Kennedy's prescription for economic recovery
By Ralph R. Reiland
Published: Sunday, Oct. 21, 2012, 9:11 p.m.
Eleven months before he was assassinated as he rode with his wife in the back seat of a convertible in a motorcade through downtown Dallas, President John F. Kennedy delivered a major address to the Economic Club of New York at the Waldorf-Astoria Hotel on Dec. 14, 1962.
The unemployment rate that month was 5.5 percent. The annual inflation rate was 1.3 percent.
The sticker price on a new Chevy Impala convertible was $2,919. Gas was 31 cents a gallon. A morning coffee and newspaper were 15 cents — a dime for the coffee, a nickel for the paper.

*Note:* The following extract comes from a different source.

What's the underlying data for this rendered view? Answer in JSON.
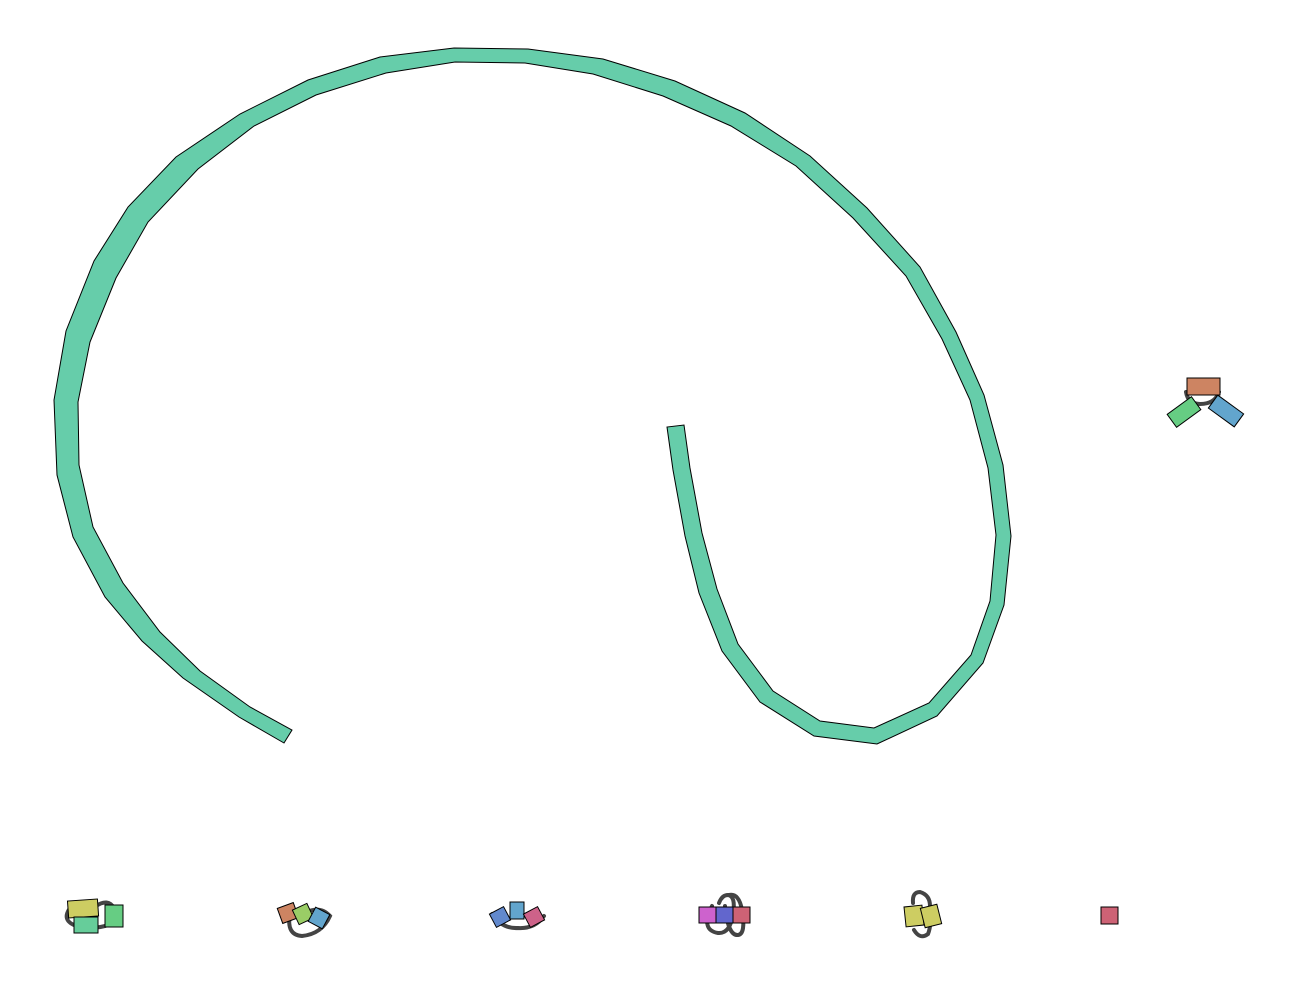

Cheeseburgers were 20 cents.
The minimum wage in 1962 was $1.15. For 50 weeks at 40 hours per week, that's $2,300 a year — 79 percent of the price of a new Impala convertible.
The 1962 federal deficit was $7.1 billion, more than double the $3.3 billion in federal red ink in 1961.
And the $7.1 billion deficit was 1.3 percent of gross domestic product. For 2012, the Office of Management and Budget projects that the federal deficit will hit 8.5 percent of GDP, over six times higher than in 1962, relative to the size of the economy.
Kennedy began his address to the Economic Club by stating that U.S. security is directly linked to the strength of the nation's economy.
National security “will not be determined by military or diplomatic moves alone,” he stated. “It will be affected by the decisions of finance ministers as well as by the decisions of secretaries of State and secretaries of Defense, by the deployment of fiscal and monetary weapons as well as by military weapons, and, above all, by the strength of this nation's economy as well as by the strength of our defenses.”
To strengthen the economy, Kennedy called for tax cuts on businesses and all income groups, a less-expansionary government, a simplified tax code that downsized loopholes and special privileges and removal of obstacles to private initiative.
The “most direct and significant kind of federal action aiding economic growth is to make possible an increase in private consumption and investment demand — to cut the fetters which hold back private spending,” he asserted.
In contrast, a course of “increasing federal expenditures more rapidly than necessary,” he warned, “would soon demoralize both the government and our economy.”
Kennedy called for “an across-the-board, top-to-bottom cut in personal and corporate income taxes” in order to reduce “the deterrents to private initiative, which are imposed by our current tax system” — a federal tax system that “exerts too heavy a drag on growth,” “siphons out of the private economy too large a share of personal and business purchasing power” and “reduces the financial incentive for personal effort, investment and risk-taking.”
Kennedy's bottom line?
“In short,” he stated, “to increase demand and lift the economy, the federal government's most useful role is not to rush into a program of excessive increases in public expenditures but to expand the initiatives and opportunities for private expenditures.”
And the impact of tax cuts on deficits? “Our true choice is not between tax reduction, on the one hand, and the avoidance of large federal deficits on the other,” he declared. The “paradoxical truth” is that “tax rates are too high today and tax revenues are too low and the soundest way to raise revenues in the long run is to cut the rates now.”